Red Cherry

I bite needlessly into the cherry in my hand. Needless in that it filled me not of substance, but grave disinterest. Grave in that I feel my body dying with each breath. Dying in that I was quickly losing resolve. Resolvie in that I was largely contemplating suicide. 


So I stared at the bowl before me, more its contents than its form, which was nothing to behold than a ceramic piece meant for meals. The bowl held, or housed, or contained, an array of cherries. Bright red cherries, notably large in size, those you’d place on cakes rather than eat needlessly. Though not only cakes but sundaes or perhaps brownies; but what matters most and what matters only is the redness of these cherries. They glowed, or shone, or illuminated under the candles burning, or dying, or steady flame. 

They stared and asked to be stared at, and filled my eyes and mouth with disgust. I held the piece of one cherry, a sacrifice or martyr, in my mouth and wished at once I’d throw it up. I imagined it; that horrid feeling of retching, and felt my throat burn and my jaw clench -- but my stomach did not churn. I quickly abandoned the idea and swallowed the cherry, leaving hate in its aftertaste. 


The candle burned brightly, the dark around me hardly frightened by it. I held the sound of silence, or nothing, or perhaps even the flame, in my head. I thought of it, the aching marks on my neck. I thought of them, the shallow paper cuts on my arms; though not done by paper, but instead a butcher's knife I found myself too frightened to use properly. Less frightened, and more bored. I am stuck in that boredom, the cherries and the candle all but aiding in this pathetic state of staleness. 

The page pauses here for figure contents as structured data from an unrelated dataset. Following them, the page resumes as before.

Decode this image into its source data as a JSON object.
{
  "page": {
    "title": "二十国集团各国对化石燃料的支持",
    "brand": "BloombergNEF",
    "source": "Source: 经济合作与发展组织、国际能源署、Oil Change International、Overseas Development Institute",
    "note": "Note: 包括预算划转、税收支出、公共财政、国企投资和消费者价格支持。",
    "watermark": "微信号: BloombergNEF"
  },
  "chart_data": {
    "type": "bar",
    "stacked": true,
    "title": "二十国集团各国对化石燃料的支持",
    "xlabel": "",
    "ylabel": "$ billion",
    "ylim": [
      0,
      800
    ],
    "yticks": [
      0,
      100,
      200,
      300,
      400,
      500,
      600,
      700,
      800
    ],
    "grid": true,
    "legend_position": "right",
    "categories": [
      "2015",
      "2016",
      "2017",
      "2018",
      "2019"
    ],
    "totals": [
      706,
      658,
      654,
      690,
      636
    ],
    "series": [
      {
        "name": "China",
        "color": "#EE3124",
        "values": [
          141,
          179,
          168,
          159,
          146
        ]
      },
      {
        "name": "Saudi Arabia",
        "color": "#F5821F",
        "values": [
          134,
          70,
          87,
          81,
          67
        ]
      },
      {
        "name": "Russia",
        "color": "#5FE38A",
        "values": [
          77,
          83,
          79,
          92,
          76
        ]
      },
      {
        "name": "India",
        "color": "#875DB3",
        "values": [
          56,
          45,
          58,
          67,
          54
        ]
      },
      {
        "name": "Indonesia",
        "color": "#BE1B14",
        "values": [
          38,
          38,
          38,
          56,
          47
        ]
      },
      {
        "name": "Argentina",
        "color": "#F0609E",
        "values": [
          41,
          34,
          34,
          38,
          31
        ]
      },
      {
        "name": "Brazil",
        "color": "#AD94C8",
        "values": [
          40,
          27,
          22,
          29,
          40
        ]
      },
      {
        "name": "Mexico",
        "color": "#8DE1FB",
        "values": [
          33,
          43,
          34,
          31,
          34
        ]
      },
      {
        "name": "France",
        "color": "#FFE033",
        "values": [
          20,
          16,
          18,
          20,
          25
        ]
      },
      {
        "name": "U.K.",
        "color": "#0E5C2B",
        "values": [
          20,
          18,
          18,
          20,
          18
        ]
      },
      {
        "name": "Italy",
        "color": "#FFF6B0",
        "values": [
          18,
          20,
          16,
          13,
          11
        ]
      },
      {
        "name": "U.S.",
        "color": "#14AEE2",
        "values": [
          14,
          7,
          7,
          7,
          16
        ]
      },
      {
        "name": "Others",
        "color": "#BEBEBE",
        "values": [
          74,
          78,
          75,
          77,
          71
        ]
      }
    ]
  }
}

I am grateful for the silence, fearing the previous clamor of voices. One man once said people create hell, are hell, and to exist with them is continuous purgatory. Their voices kill me, fill me with a visceral sense of caution and edge me unto death. The memory alone tightens my chest and twists it sternly -- I miss my rest. To sleep is to die, to die is to dream. 


I miss my dreams, the deep black, the mellow images of fictitious reality. I think of this and ache; I wish to tip the candle and burn myself alive. I look at the cherries and wish to throw them aside, caste them to the ground; though I am sure the clatter of the bowl will frighten me. I am perpetually frightened, or consistently scared, or inevitably cowardly.

I think of the cheap rope fastened into a noose, sitting in the bedroom on a wooden stool. I eat a cherry, an ominously red, greatly superficial, cherry -- and contemplate suicide. 


I am, decidedly; far, far, too frightened.